ProblemSet 1 -- Commutative rings & polynomials
Let \(p,q \in \mathbb{Z}\) be integers and consider the assignment \[\phi:\mathbb{Z} \to \mathbb{Z}/\langle p \rangle \times \mathbb{Z}/\langle q \rangle\] given for \(a \in \mathbb{Z}\) by the rule \(\phi(a) = ([a],[a]) = (a + \langle p \rangle, a + \langle q \rangle).\)
Show that \(\phi\) is a ring homomorphism. 1
Assume that \(\gcd(p,q) = 1\).

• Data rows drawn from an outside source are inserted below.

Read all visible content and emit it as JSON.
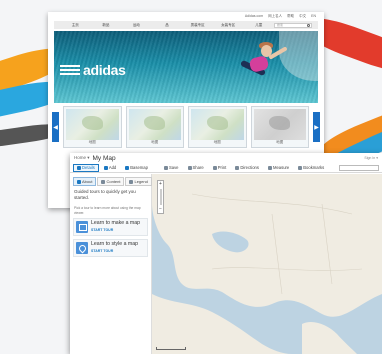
{
  "website": {
    "top_links": [
      "Adidas.com",
      "网上名人",
      "帮助",
      "中文",
      "EN"
    ],
    "nav": [
      "主页",
      "新品",
      "运动",
      "品",
      "男装专区",
      "女装专区",
      "儿童"
    ],
    "search_placeholder": "搜索",
    "banner_brand": "adidas",
    "thumb_captions": [
      "地图",
      "地图",
      "地图",
      "地图"
    ],
    "colors": {
      "brand_blue": "#1a6fc4",
      "banner_top": "#0e5e7a",
      "banner_bottom": "#5ec7d3"
    }
  },
  "map_app": {
    "breadcrumb": "Home ▾",
    "title": "My Map",
    "user": "Sign In ▾",
    "toolbar": {
      "details": "Details",
      "add": "Add",
      "basemap": "Basemap",
      "save": "Save",
      "share": "Share",
      "print": "Print",
      "directions": "Directions",
      "measure": "Measure",
      "bookmarks": "Bookmarks"
    },
    "side_tabs": [
      "About",
      "Content",
      "Legend"
    ],
    "lead": "Guided tours to quickly get you started.",
    "hint": "Pick a tour to learn more about using the map viewer.",
    "cards": [
      {
        "title": "Learn to make a map",
        "link": "START TOUR",
        "icon": "map-icon"
      },
      {
        "title": "Learn to style a map",
        "link": "START TOUR",
        "icon": "pin-icon"
      }
    ],
    "zoom": {
      "in": "+",
      "out": "−"
    },
    "colors": {
      "accent": "#1a78c2",
      "land": "#f0ece2",
      "water": "#bdd3e2"
    }
  }
}
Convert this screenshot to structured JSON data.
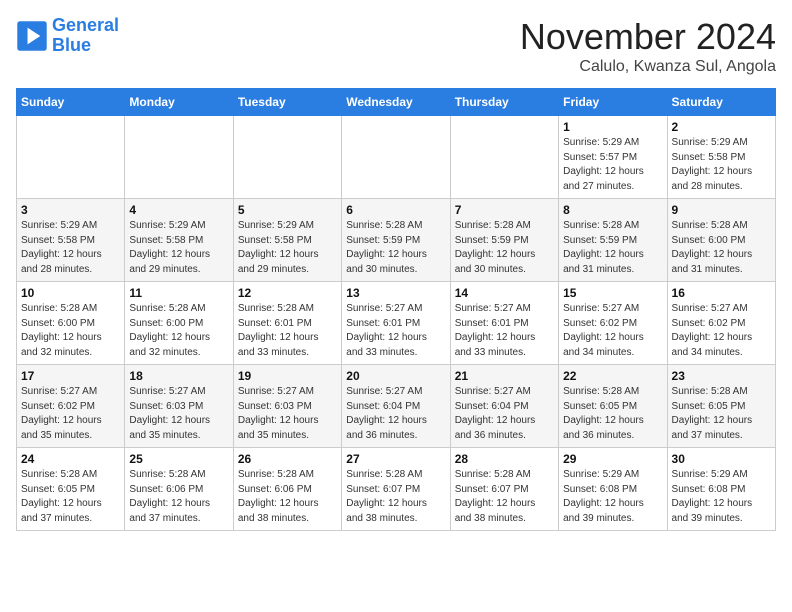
{
  "logo": {
    "line1": "General",
    "line2": "Blue",
    "icon": "▶"
  },
  "title": "November 2024",
  "subtitle": "Calulo, Kwanza Sul, Angola",
  "weekdays": [
    "Sunday",
    "Monday",
    "Tuesday",
    "Wednesday",
    "Thursday",
    "Friday",
    "Saturday"
  ],
  "weeks": [
    [
      {
        "day": "",
        "info": ""
      },
      {
        "day": "",
        "info": ""
      },
      {
        "day": "",
        "info": ""
      },
      {
        "day": "",
        "info": ""
      },
      {
        "day": "",
        "info": ""
      },
      {
        "day": "1",
        "info": "Sunrise: 5:29 AM\nSunset: 5:57 PM\nDaylight: 12 hours\nand 27 minutes."
      },
      {
        "day": "2",
        "info": "Sunrise: 5:29 AM\nSunset: 5:58 PM\nDaylight: 12 hours\nand 28 minutes."
      }
    ],
    [
      {
        "day": "3",
        "info": "Sunrise: 5:29 AM\nSunset: 5:58 PM\nDaylight: 12 hours\nand 28 minutes."
      },
      {
        "day": "4",
        "info": "Sunrise: 5:29 AM\nSunset: 5:58 PM\nDaylight: 12 hours\nand 29 minutes."
      },
      {
        "day": "5",
        "info": "Sunrise: 5:29 AM\nSunset: 5:58 PM\nDaylight: 12 hours\nand 29 minutes."
      },
      {
        "day": "6",
        "info": "Sunrise: 5:28 AM\nSunset: 5:59 PM\nDaylight: 12 hours\nand 30 minutes."
      },
      {
        "day": "7",
        "info": "Sunrise: 5:28 AM\nSunset: 5:59 PM\nDaylight: 12 hours\nand 30 minutes."
      },
      {
        "day": "8",
        "info": "Sunrise: 5:28 AM\nSunset: 5:59 PM\nDaylight: 12 hours\nand 31 minutes."
      },
      {
        "day": "9",
        "info": "Sunrise: 5:28 AM\nSunset: 6:00 PM\nDaylight: 12 hours\nand 31 minutes."
      }
    ],
    [
      {
        "day": "10",
        "info": "Sunrise: 5:28 AM\nSunset: 6:00 PM\nDaylight: 12 hours\nand 32 minutes."
      },
      {
        "day": "11",
        "info": "Sunrise: 5:28 AM\nSunset: 6:00 PM\nDaylight: 12 hours\nand 32 minutes."
      },
      {
        "day": "12",
        "info": "Sunrise: 5:28 AM\nSunset: 6:01 PM\nDaylight: 12 hours\nand 33 minutes."
      },
      {
        "day": "13",
        "info": "Sunrise: 5:27 AM\nSunset: 6:01 PM\nDaylight: 12 hours\nand 33 minutes."
      },
      {
        "day": "14",
        "info": "Sunrise: 5:27 AM\nSunset: 6:01 PM\nDaylight: 12 hours\nand 33 minutes."
      },
      {
        "day": "15",
        "info": "Sunrise: 5:27 AM\nSunset: 6:02 PM\nDaylight: 12 hours\nand 34 minutes."
      },
      {
        "day": "16",
        "info": "Sunrise: 5:27 AM\nSunset: 6:02 PM\nDaylight: 12 hours\nand 34 minutes."
      }
    ],
    [
      {
        "day": "17",
        "info": "Sunrise: 5:27 AM\nSunset: 6:02 PM\nDaylight: 12 hours\nand 35 minutes."
      },
      {
        "day": "18",
        "info": "Sunrise: 5:27 AM\nSunset: 6:03 PM\nDaylight: 12 hours\nand 35 minutes."
      },
      {
        "day": "19",
        "info": "Sunrise: 5:27 AM\nSunset: 6:03 PM\nDaylight: 12 hours\nand 35 minutes."
      },
      {
        "day": "20",
        "info": "Sunrise: 5:27 AM\nSunset: 6:04 PM\nDaylight: 12 hours\nand 36 minutes."
      },
      {
        "day": "21",
        "info": "Sunrise: 5:27 AM\nSunset: 6:04 PM\nDaylight: 12 hours\nand 36 minutes."
      },
      {
        "day": "22",
        "info": "Sunrise: 5:28 AM\nSunset: 6:05 PM\nDaylight: 12 hours\nand 36 minutes."
      },
      {
        "day": "23",
        "info": "Sunrise: 5:28 AM\nSunset: 6:05 PM\nDaylight: 12 hours\nand 37 minutes."
      }
    ],
    [
      {
        "day": "24",
        "info": "Sunrise: 5:28 AM\nSunset: 6:05 PM\nDaylight: 12 hours\nand 37 minutes."
      },
      {
        "day": "25",
        "info": "Sunrise: 5:28 AM\nSunset: 6:06 PM\nDaylight: 12 hours\nand 37 minutes."
      },
      {
        "day": "26",
        "info": "Sunrise: 5:28 AM\nSunset: 6:06 PM\nDaylight: 12 hours\nand 38 minutes."
      },
      {
        "day": "27",
        "info": "Sunrise: 5:28 AM\nSunset: 6:07 PM\nDaylight: 12 hours\nand 38 minutes."
      },
      {
        "day": "28",
        "info": "Sunrise: 5:28 AM\nSunset: 6:07 PM\nDaylight: 12 hours\nand 38 minutes."
      },
      {
        "day": "29",
        "info": "Sunrise: 5:29 AM\nSunset: 6:08 PM\nDaylight: 12 hours\nand 39 minutes."
      },
      {
        "day": "30",
        "info": "Sunrise: 5:29 AM\nSunset: 6:08 PM\nDaylight: 12 hours\nand 39 minutes."
      }
    ]
  ]
}
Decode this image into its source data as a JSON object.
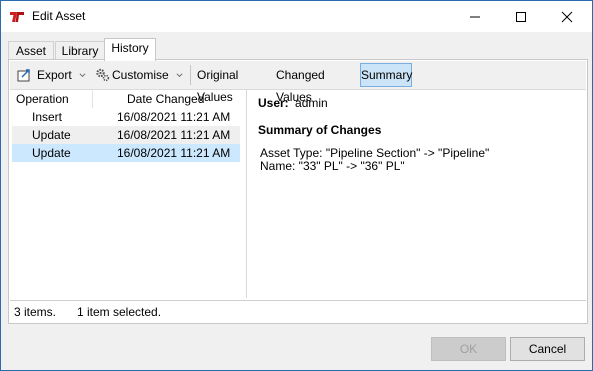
{
  "window": {
    "title": "Edit Asset",
    "minimize_glyph": "—",
    "maximize_glyph": "☐",
    "close_glyph": "✕"
  },
  "tabs": [
    {
      "label": "Asset"
    },
    {
      "label": "Library"
    },
    {
      "label": "History"
    }
  ],
  "toolbar": {
    "export_label": "Export",
    "customise_label": "Customise",
    "original_values_label": "Original Values",
    "changed_values_label": "Changed Values",
    "summary_label": "Summary"
  },
  "history": {
    "columns": [
      "Operation",
      "Date Changed"
    ],
    "rows": [
      {
        "operation": "Insert",
        "date": "16/08/2021 11:21 AM"
      },
      {
        "operation": "Update",
        "date": "16/08/2021 11:21 AM"
      },
      {
        "operation": "Update",
        "date": "16/08/2021 11:21 AM"
      }
    ]
  },
  "detail": {
    "user_label": "User:",
    "user_value": "admin",
    "summary_heading": "Summary of Changes",
    "change_lines": [
      "Asset Type: \"Pipeline Section\" -> \"Pipeline\"",
      "Name: \"33\" PL\" -> \"36\" PL\""
    ]
  },
  "status": {
    "items_count": "3 items.",
    "selection": "1 item selected."
  },
  "buttons": {
    "ok": "OK",
    "cancel": "Cancel"
  },
  "colors": {
    "selection": "#cce8ff",
    "pressed": "#cce4f7",
    "accent": "#2b6cb0",
    "logo": "#d11f1f"
  }
}
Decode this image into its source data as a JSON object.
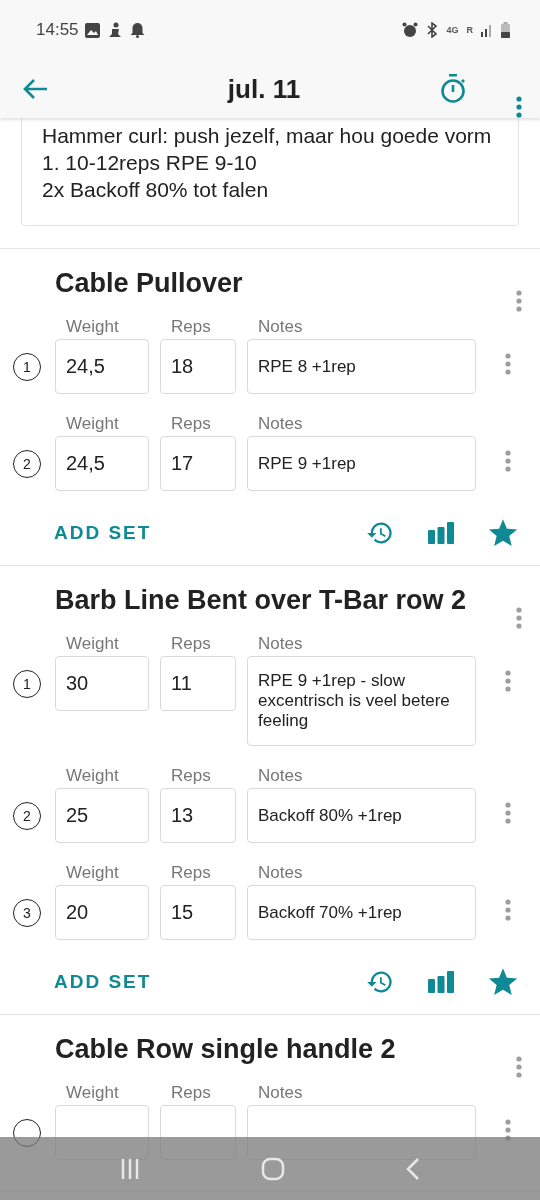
{
  "status_bar": {
    "time": "14:55",
    "network": "4G",
    "roaming": "R"
  },
  "app_bar": {
    "title": "jul. 11"
  },
  "note": {
    "lines": [
      "Hammer curl: push jezelf, maar hou goede vorm",
      "1. 10-12reps RPE 9-10",
      "2x Backoff 80% tot falen"
    ]
  },
  "exercises": [
    {
      "name": "Cable Pullover",
      "add_set": "ADD SET",
      "sets": [
        {
          "number": "1",
          "weight_label": "Weight",
          "reps_label": "Reps",
          "notes_label": "Notes",
          "weight": "24,5",
          "reps": "18",
          "notes": "RPE 8 +1rep"
        },
        {
          "number": "2",
          "weight_label": "Weight",
          "reps_label": "Reps",
          "notes_label": "Notes",
          "weight": "24,5",
          "reps": "17",
          "notes": "RPE 9 +1rep"
        }
      ]
    },
    {
      "name": "Barb Line Bent over T-Bar row 2",
      "add_set": "ADD SET",
      "sets": [
        {
          "number": "1",
          "weight_label": "Weight",
          "reps_label": "Reps",
          "notes_label": "Notes",
          "weight": "30",
          "reps": "11",
          "notes": "RPE 9 +1rep - slow excentrisch is veel betere feeling"
        },
        {
          "number": "2",
          "weight_label": "Weight",
          "reps_label": "Reps",
          "notes_label": "Notes",
          "weight": "25",
          "reps": "13",
          "notes": "Backoff 80% +1rep"
        },
        {
          "number": "3",
          "weight_label": "Weight",
          "reps_label": "Reps",
          "notes_label": "Notes",
          "weight": "20",
          "reps": "15",
          "notes": "Backoff 70% +1rep"
        }
      ]
    },
    {
      "name": "Cable Row single handle 2",
      "sets": [
        {
          "weight_label": "Weight",
          "reps_label": "Reps",
          "notes_label": "Notes"
        }
      ]
    }
  ]
}
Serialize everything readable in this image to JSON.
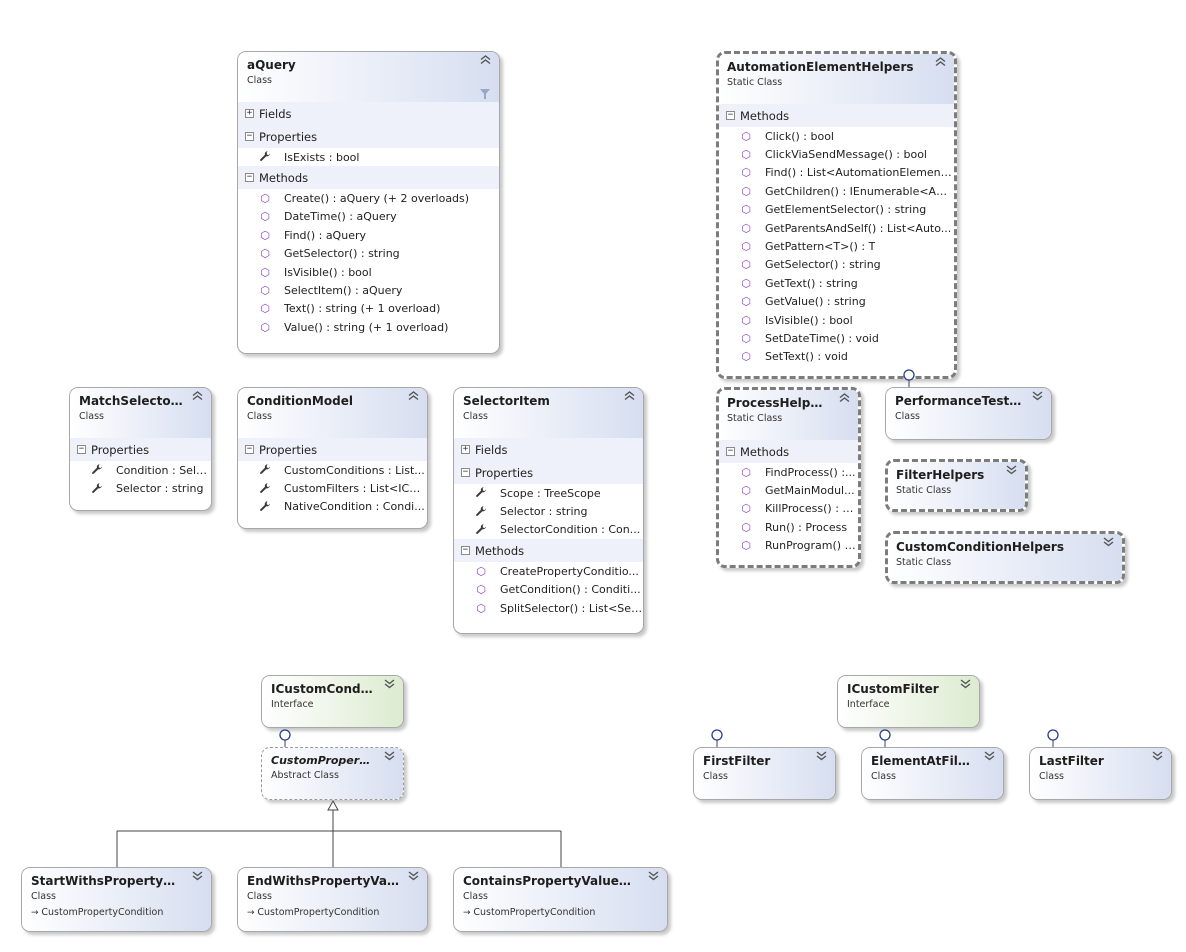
{
  "colors": {
    "class_header": "#d6def0",
    "interface_header": "#dcebd0",
    "method_icon": "#8b43c4",
    "border": "#a8a8a8",
    "static_border": "#7c7c7c"
  },
  "icons": {
    "collapse": "chevron-up-double-icon",
    "expand": "chevron-down-double-icon",
    "method": "method-cube-icon",
    "property": "wrench-icon",
    "filter": "funnel-icon",
    "lollipop": "interface-lollipop-icon",
    "inherit": "arrow-right-icon"
  },
  "boxes": [
    {
      "id": "aQuery",
      "name": "aQuery",
      "kind": "Class",
      "collapsed": false,
      "filter_icon": true,
      "sections": [
        {
          "label": "Fields",
          "expanded": false,
          "items": []
        },
        {
          "label": "Properties",
          "expanded": true,
          "items": [
            {
              "icon": "prop",
              "text": "IsExists : bool"
            }
          ]
        },
        {
          "label": "Methods",
          "expanded": true,
          "items": [
            {
              "icon": "method",
              "text": "Create() : aQuery (+ 2 overloads)"
            },
            {
              "icon": "method",
              "text": "DateTime() : aQuery"
            },
            {
              "icon": "method",
              "text": "Find() : aQuery"
            },
            {
              "icon": "method",
              "text": "GetSelector() : string"
            },
            {
              "icon": "method",
              "text": "IsVisible() : bool"
            },
            {
              "icon": "method",
              "text": "SelectItem() : aQuery"
            },
            {
              "icon": "method",
              "text": "Text() : string (+ 1 overload)"
            },
            {
              "icon": "method",
              "text": "Value() : string (+ 1 overload)"
            }
          ]
        }
      ]
    },
    {
      "id": "AutomationElementHelpers",
      "name": "AutomationElementHelpers",
      "kind": "Static Class",
      "collapsed": false,
      "sections": [
        {
          "label": "Methods",
          "expanded": true,
          "items": [
            {
              "icon": "method",
              "text": "Click() : bool"
            },
            {
              "icon": "method",
              "text": "ClickViaSendMessage() : bool"
            },
            {
              "icon": "method",
              "text": "Find() : List<AutomationElement..."
            },
            {
              "icon": "method",
              "text": "GetChildren() : IEnumerable<Aut..."
            },
            {
              "icon": "method",
              "text": "GetElementSelector() : string"
            },
            {
              "icon": "method",
              "text": "GetParentsAndSelf() : List<Auto..."
            },
            {
              "icon": "method",
              "text": "GetPattern<T>() : T"
            },
            {
              "icon": "method",
              "text": "GetSelector() : string"
            },
            {
              "icon": "method",
              "text": "GetText() : string"
            },
            {
              "icon": "method",
              "text": "GetValue() : string"
            },
            {
              "icon": "method",
              "text": "IsVisible() : bool"
            },
            {
              "icon": "method",
              "text": "SetDateTime() : void"
            },
            {
              "icon": "method",
              "text": "SetText() : void"
            }
          ]
        }
      ]
    },
    {
      "id": "MatchSelectorC",
      "name": "MatchSelectorC...",
      "kind": "Class",
      "collapsed": false,
      "sections": [
        {
          "label": "Properties",
          "expanded": true,
          "items": [
            {
              "icon": "prop",
              "text": "Condition : Sele..."
            },
            {
              "icon": "prop",
              "text": "Selector : string"
            }
          ]
        }
      ]
    },
    {
      "id": "ConditionModel",
      "name": "ConditionModel",
      "kind": "Class",
      "collapsed": false,
      "sections": [
        {
          "label": "Properties",
          "expanded": true,
          "items": [
            {
              "icon": "prop",
              "text": "CustomConditions : List..."
            },
            {
              "icon": "prop",
              "text": "CustomFilters : List<ICus..."
            },
            {
              "icon": "prop",
              "text": "NativeCondition : Condi..."
            }
          ]
        }
      ]
    },
    {
      "id": "SelectorItem",
      "name": "SelectorItem",
      "kind": "Class",
      "collapsed": false,
      "sections": [
        {
          "label": "Fields",
          "expanded": false,
          "items": []
        },
        {
          "label": "Properties",
          "expanded": true,
          "items": [
            {
              "icon": "prop",
              "text": "Scope : TreeScope"
            },
            {
              "icon": "prop",
              "text": "Selector : string"
            },
            {
              "icon": "prop",
              "text": "SelectorCondition : Con..."
            }
          ]
        },
        {
          "label": "Methods",
          "expanded": true,
          "items": [
            {
              "icon": "method",
              "text": "CreatePropertyConditio..."
            },
            {
              "icon": "method",
              "text": "GetCondition() : Conditi..."
            },
            {
              "icon": "method",
              "text": "SplitSelector() : List<Sel..."
            }
          ]
        }
      ]
    },
    {
      "id": "ProcessHelpers",
      "name": "ProcessHelpers",
      "kind": "Static Class",
      "collapsed": false,
      "sections": [
        {
          "label": "Methods",
          "expanded": true,
          "items": [
            {
              "icon": "method",
              "text": "FindProcess() :..."
            },
            {
              "icon": "method",
              "text": "GetMainModul..."
            },
            {
              "icon": "method",
              "text": "KillProcess() : v..."
            },
            {
              "icon": "method",
              "text": "Run() : Process"
            },
            {
              "icon": "method",
              "text": "RunProgram() :..."
            }
          ]
        }
      ]
    },
    {
      "id": "PerformanceTester",
      "name": "PerformanceTester",
      "kind": "Class",
      "collapsed": true,
      "sections": []
    },
    {
      "id": "FilterHelpers",
      "name": "FilterHelpers",
      "kind": "Static Class",
      "collapsed": true,
      "sections": []
    },
    {
      "id": "CustomConditionHelpers",
      "name": "CustomConditionHelpers",
      "kind": "Static Class",
      "collapsed": true,
      "sections": []
    },
    {
      "id": "ICustomCondition",
      "name": "ICustomCondition",
      "kind": "Interface",
      "collapsed": true,
      "sections": []
    },
    {
      "id": "CustomPropertyCo",
      "name": "CustomPropertyCo...",
      "kind": "Abstract Class",
      "collapsed": true,
      "sections": []
    },
    {
      "id": "StartWithsPropertyValu",
      "name": "StartWithsPropertyValu...",
      "kind": "Class",
      "base": "CustomPropertyCondition",
      "collapsed": true,
      "sections": []
    },
    {
      "id": "EndWithsPropertyValue",
      "name": "EndWithsPropertyValue...",
      "kind": "Class",
      "base": "CustomPropertyCondition",
      "collapsed": true,
      "sections": []
    },
    {
      "id": "ContainsPropertyValueCondi",
      "name": "ContainsPropertyValueCondi...",
      "kind": "Class",
      "base": "CustomPropertyCondition",
      "collapsed": true,
      "sections": []
    },
    {
      "id": "ICustomFilter",
      "name": "ICustomFilter",
      "kind": "Interface",
      "collapsed": true,
      "sections": []
    },
    {
      "id": "FirstFilter",
      "name": "FirstFilter",
      "kind": "Class",
      "collapsed": true,
      "sections": []
    },
    {
      "id": "ElementAtFilter",
      "name": "ElementAtFilter",
      "kind": "Class",
      "collapsed": true,
      "sections": []
    },
    {
      "id": "LastFilter",
      "name": "LastFilter",
      "kind": "Class",
      "collapsed": true,
      "sections": []
    }
  ]
}
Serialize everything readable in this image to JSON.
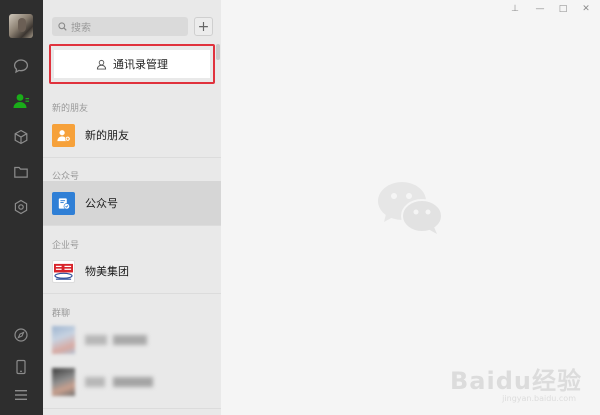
{
  "search": {
    "placeholder": "搜索"
  },
  "contacts_manage": {
    "label": "通讯录管理"
  },
  "sections": {
    "new_friends": "新的朋友",
    "official": "公众号",
    "enterprise": "企业号",
    "groups": "群聊"
  },
  "items": {
    "new_friends": "新的朋友",
    "official": "公众号",
    "enterprise": "物美集团"
  },
  "window_controls": {
    "pin": "⊥",
    "minimize": "—",
    "maximize": "□",
    "close": "✕"
  },
  "watermark": {
    "main": "Baidu经验",
    "sub": "jingyan.baidu.com"
  },
  "colors": {
    "nav_bg": "#2e2e2e",
    "active_green": "#1aad19",
    "highlight_red": "#e0323d",
    "new_friend_orange": "#f6a13a",
    "official_blue": "#2f7fd6",
    "wumart_red": "#d8232a"
  }
}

We will later show that there are integers \(u,v \in \mathbb{Z}\) for which \(up + vq = 1.\) Use this to show that \(\phi\) is surjective in this case.
Show that \(\phi\) is not surjective when \(p=q\).
Consider the set \(R = \{ a + b \sqrt{5} \mid a,b \in \mathbb{Q}\}\).
- Show that \(R\) is a ring by showing that \(R\) is a subring of \(\mathbb{R}\). 2
Consider the polynomial \(f(T) = T^2 - 5 \in \mathbb{Q}[T].\) It is a fact that \[(\clubsuit) \quad f(\alpha) = \alpha^2 - 5 \ne 0 \quad \text{for every $\alpha \in \mathbb{Q}$.}\] (We’ll have efficient arguments for this later on).
Use the result \((\clubsuit)\) to show for \(a, b \in \mathbb{Q}\) that \(a + b \sqrt{5} = 0 \implies a = b = 0\).
Use the result \((\clubsuit)\) to show that if \(0 \ne \alpha \in R\) then \(\alpha^{-1} = \dfrac{1}{\alpha} \in R\).
A commutative ring \(R\) is called a field if every non-zero element of \(R\) has a multiplicative inverse.
A non-zero element \(x\) of a commutative ring \(R\) is called a zero-divisor if there is a non-zero element \(y \in R\) for which \(xy = 0\).
If \(F\) is a field, show that \(F\) contains no zero divisors.
A commutative ring with no zero divisors is called an integral domain. Show that any subring of a field is an integral domain. Conclude that \(\mathbb{Z}\), \(\mathbb{Z}[i]\), \(\mathbb{Z}[\sqrt{5}]\) are all integral domains.
If \(R\) is any commutative ring (with identity), show that the cartesian product \(R \times R\) is a commutative ring which is never an integral domain.
Show for any integer \(n > 1\) that the ring \(\mathbb{Z}/\langle n^2 \rangle\) is not an integral domain.
Let \(F\) be a field and let \(F[T]\) be the polynomial ring in the variable \(T\) with coefficients in \(F\).
Then \(F[T]\) is a vector space over \(F\) (in the sense of linear algebra), and the set of monomials \(\{1,T,T^2,\cdots,T^n,\cdots\}\) is a basis for this vector space.
Let \(\phi:F \to F\) be a ring isomorphism 3, and define a mapping \(\Phi:F[T] \to F[T]\) by the rule \[\Phi\left(\sum_{i=0}^N a_i T^i\right) = \sum_{i=0}^N \phi(a_i) T^i.\]
Show that \(\Phi\) is a ring homomorphism.
Show that \(\ker(\Phi) = \{0\}\) 4 and conclude that \(\Phi\) is injective.
Show that \(\Phi\) is surjective as well. Thus \(\Phi\) is an isomorphism of rings (i.e. \(\Phi\) is an automorphism of the ring \(F[T]\)).
(Hint You can argue the surjectivity directly. Or you can argue that the image of \(\Phi\) is a vector subspace of \(F[T]\) containing the basis \(\{T^i\}\)).
If \(R\) and \(S\) are rings, a function \(\phi:R \to S\) is a ring homomorphism if \(\phi\) is a homomorphism of additive groups and if \(\phi(ab) = \phi(a)\phi(b)\) for every \(a,b \in R\).↩︎
If \(T\) is a ring, a subset \(S\) of \(T\) is a subring provided that \(S\) is an additive subgroup of \(T\) and that \(S\) is closed under the multiplication obtained from \(T\). Notice that if \(S\) is a subring, then \(S\) is itself a ring (under the operations of \(T\)).↩︎
A ring homomorphism is called an isomorphism if it is invertible (as a function). The inverse function is always a ring homomorphism as well.↩︎
Here \(\ker\) just means the kernel of \(\Phi\) viewed as a homomorphism of additive groups.↩︎